The blessing of physical presence.
This parent is trying to plan her child’s graduation party, in the face of covid- 19 protocols, social distancing, crowding and curfew hours adherence. She is in a dilemma about who to invite and who to leave out among close friends and family; people who consider themselves (and justly so) as permanent stakeholders in the story of her life- this is Africa, where the social fabric is intact but now subtly threatened- a dilemma indeed. So she resorts to a strictly family affair.
This is where sheltering in for months has left us- somehow, we all have recognized in totally unexpected ways how living and communicating behind masks and screens hinder the meaning of being human. Despite managing to meet deadlines and complete our to-do lists week after week, it is just not the same. There is something very special, even divine, about sharing actual, physical space with another human being. Physical presence ushers us into the others’ world of emotions, experiences, fears, ideas, and creativity in innumerable matchless ways. It is who we are and what we were made for- relationship, companionship, interaction. We were made for community- to be with each other.

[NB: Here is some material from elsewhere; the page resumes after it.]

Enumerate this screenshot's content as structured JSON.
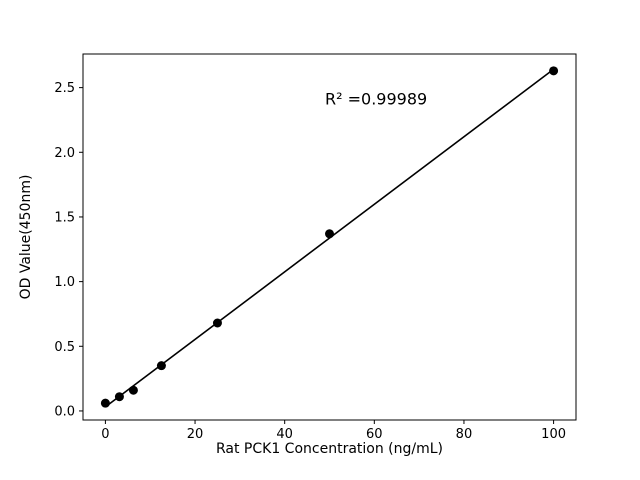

We are stronger together. Any time community gets a rift, division happens and leads to mayhem. Does ‘divide and rule’ sound familiar here?
“And let us not neglect our meeting together, as some people do, but encourage one another, especially now that the day of his return is drawing near.” Hebrews 10:25, NLT
How good and pleasant it is when God’s people live together in unity! For there the Lord bestows his blessing, even life forevermore. Ps 133:1,3
“Step into the water, wade in a little bit deeper, wet your feet in the waters….” goes an old oldie.
To wet one’s feet, one has to step into the waters.
To get warmer, one must get closer to the fire.
To thrive as a human, one must somehow stay connected to community.
It is just not good for man to be alone.
Togetherness yields, strength, joy, unity, peace, oneness, intimacy, blessing, life. Togetherness helps people to be in tune and in touch with each other. People become aware of what others are working on, how they are doing it, and the successes and troubles they are experiencing. Socially distanced-screen time and break out room experience will never provide this. Despite the best of intentions to resolve conflict through electronic mediation, or counseling a suicidal teen through media platforms, Tech will never fully replace what interpersonal collaboration does in the lives of people.
Post-COVID-19 life must Revisit physicality and presence. Considering we have spent the last one year sheltering in, masking-up, and locking down, our life priorities must take the right side up to remind us just how true the blessing of being physically present and connected to the community is critical to every human being.